По пустому коридору раздалось эхо одиноких шагов. Темень за окном давила на глаза. Когда дверь в туалет захлопнулась, внутри раздался какой-то шум.
Плотная тряпка туго, обжигая кожу, обтянула рот, тёмная повязка скрыла от глаз происходящее. Руки, как ни вырывайся, оставались за спиной. Цепкие лапы сжимали запястья до боли в ушах. Что-то тяжёлое ударило в живот, очистив разум от любой мысли. Следующий удар пришёлся в грудь, сразу под ключицей. Всё, что выше шеи, не пострадало, остальное же тело попало под бомбёжку кулаками. Грудь загорелась ненавистью к невидимым обидчикам, сердце заколотилось, как погремушка, от гнева. Недавний завтрак подступил к горлу после очередного удара в живот. Тряпка намокла от переваренной еды, рвущейся наружу, и вырвалась изо рта. Чей-то сухой шершавый рукав тут же занял место между зубами. Желание сходить в туалет пропало само собой после чересчур сильного удара чуть ниже живота. Тёплая жидкость потекла по ляжкам, намочив штаны. Обида дёрнула сердце, утяжелив грудь и разум. Удары резко прекратились, вокруг потемнело, раздалось убегающее множество шагов.
Лицо горело душевной болью и ненавистью, тело, лишённое сил, не желало двигаться с места. Руки и ноги разлеглись на холодном полу туалета неподъёмными мешками. Карие глаза растеклись солёными ручейками по щекам. Сознание нарисовало картину, напоминающую о детстве.
В тот день любимый сад Валиссы сиял голубизной лучей Центавры. Фиолетовые пиамы красовались своими острыми треугольными лепестками, устремлёнными в небеса. Запах этих дневных цветов рисовал языку вкус персиков, готовых лопнуть на глазах от своей спелости. Мать могла часами сидеть на коленях возле пиамов, наслаждаясь их существованием. Длинные брюнетчатые волосы едва не касались земли, нежно лаская поясницу женщины.
– Мамочка, что ты делаешь? – голова маленькой Кикки едва выглядывала над природной красотой сада.
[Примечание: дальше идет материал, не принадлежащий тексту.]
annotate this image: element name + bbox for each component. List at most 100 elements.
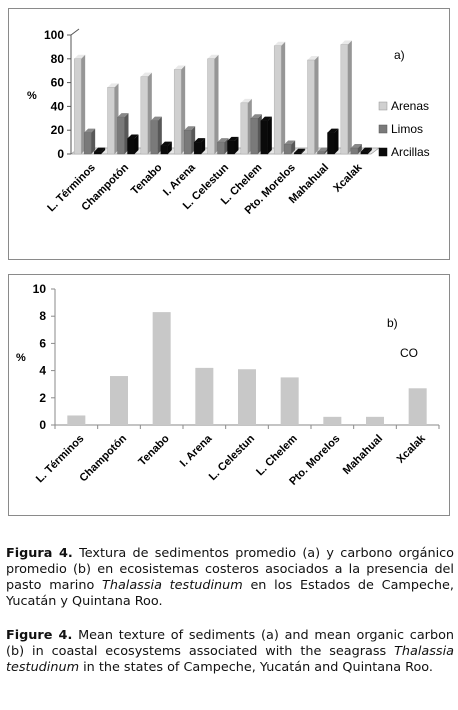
bar-top (327, 128, 339, 133)
bar-co (323, 416, 342, 425)
y-tick-label: 4 (39, 364, 46, 378)
y-tick-label: 2 (39, 391, 46, 405)
bar-top (317, 147, 329, 152)
bar-top (84, 128, 96, 133)
category-label: Xcalak (395, 432, 429, 466)
bar-side (157, 116, 162, 154)
bar-limos (317, 151, 325, 155)
y-tick-label: 0 (57, 147, 64, 161)
bar-top (127, 134, 139, 139)
bar-side (267, 116, 272, 154)
bar-top (207, 54, 219, 59)
bar-co (67, 415, 86, 425)
bar-arenas (173, 69, 182, 155)
bar-side (101, 147, 106, 154)
panel-label: a) (394, 48, 405, 62)
caption-es-text-1: Textura de sedimentos promedio (a) y car… (6, 546, 454, 593)
panel-label: b) (387, 316, 398, 330)
bar-arenas (107, 87, 115, 155)
bar-limos (217, 141, 225, 155)
bar-limos (150, 120, 159, 155)
y-tick-label: 10 (33, 282, 47, 296)
bar-top (194, 138, 206, 143)
bar-arcillas (193, 141, 202, 155)
caption-es-text-2: en los Estados de Campeche, Yucatán y Qu… (6, 578, 454, 609)
bar-top (360, 147, 372, 152)
y-tick-label: 100 (44, 28, 64, 42)
bar-co (280, 377, 299, 425)
y-tick-label: 6 (39, 336, 46, 350)
bar-limos (183, 129, 192, 155)
caption-english: Figure 4. Mean texture of sediments (a) … (6, 628, 454, 676)
bar-side (214, 54, 219, 154)
caption-spanish: Figura 4. Textura de sedimentos promedio… (6, 546, 454, 610)
y-tick-label: 40 (51, 99, 65, 113)
bar-arcillas (327, 132, 335, 155)
bar-side (301, 148, 306, 154)
y-tick-label: 0 (39, 418, 46, 432)
legend-swatch-arenas (378, 101, 388, 111)
bar-limos (350, 147, 359, 155)
y-tick-label: 20 (51, 123, 65, 137)
bar-side (367, 147, 372, 154)
bar-side (291, 140, 296, 154)
series-label: CO (400, 346, 418, 360)
caption-es-label: Figura 4. (6, 546, 73, 561)
bar-top (160, 141, 172, 146)
legend-label-arenas: Arenas (391, 99, 429, 113)
chart-panel-b: 0 2 4 6 8 10% b) CO L. Términos Champotón Tenabo I.… (8, 274, 450, 516)
bar-top (274, 41, 286, 46)
bar-top (74, 54, 86, 59)
bar-arenas (307, 59, 315, 155)
bar-co (238, 369, 256, 425)
bar-top (260, 116, 272, 121)
category-label: L. Chelem (254, 432, 300, 478)
y-tick-label: 80 (51, 52, 65, 66)
category-label: Tenabo (129, 161, 165, 197)
bar-side (201, 138, 206, 154)
bar-arcillas (260, 120, 269, 155)
bar-side (167, 141, 172, 154)
bar-limos (117, 116, 125, 155)
bar-top (350, 144, 362, 149)
bar-co (408, 388, 427, 425)
bar-side (81, 54, 86, 154)
bar-limos (283, 144, 292, 155)
caption-es-species: Thalassia testudinum (102, 578, 243, 593)
bar-arcillas (360, 151, 369, 155)
bar-arenas (340, 44, 349, 155)
bar-side (357, 144, 362, 154)
caption-en-species: Thalassia testudinum (6, 644, 454, 675)
legend-label-arcillas: Arcillas (391, 145, 430, 159)
bar-side (134, 134, 139, 154)
bar-side (234, 136, 239, 154)
legend-label-limos: Limos (391, 122, 423, 136)
bar-top (340, 40, 352, 45)
bar-arenas (207, 58, 215, 155)
category-label: L. Celestun (207, 432, 258, 483)
y-axis-label: % (16, 352, 26, 364)
bar-top (284, 140, 296, 145)
bar-arcillas (227, 140, 235, 155)
bar-top (140, 72, 152, 77)
bar-top (240, 98, 252, 103)
bar-arenas (140, 76, 149, 155)
y-tick-label: 8 (39, 309, 46, 323)
bar-arenas (240, 102, 249, 155)
bar-arcillas (293, 152, 302, 155)
y-axis-label: % (27, 90, 37, 102)
bar-co (152, 312, 171, 425)
bar-arcillas (93, 151, 102, 155)
bar-top (174, 65, 186, 70)
bar-top (250, 114, 262, 119)
bar-top (227, 136, 239, 141)
bar-arcillas (127, 138, 135, 155)
bar-side (314, 55, 319, 154)
caption-en-label: Figure 4. (6, 628, 73, 643)
caption-en-text-1: Mean texture of sediments (a) and mean o… (6, 628, 455, 659)
bar-side (347, 40, 352, 154)
category-label: Xcalak (331, 161, 365, 195)
bar-arenas (73, 58, 82, 155)
bar-co (110, 376, 128, 425)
Взрослая рука мягко взяла за плечо, направила к себе.
– Смотри, Кикки, – шептала Валисса дочери, нежно щекоча ухо своим дыханием, – как прекрасны эти цветы! – девочка впервые слышала в голосе матери такое опьянённое восхищение, – Днём, при свете Центавры, фиолетовые лепестки тянутся в небо, к теплу своей родной звезды, которая дарует им жизнь и свою любовь. Ночью же, когда над головой хозяйничает холодный Лодо, пиамы закрывают ото всех свою красоту, пытаясь насладиться нежностью недавнего тепла, чтобы хоть как-то скрасить тёмное время расставания с Центаврой-матерью, – указательный палец женщины, украшенный брачным кольцом, аккуратно поднял один из лепестков пиама, явив глазу тусклую желтизну обратной стороны лепестка.
– Как красиво… – увлечённо проговорила Кикки, наблюдая за любовью матери к цветку.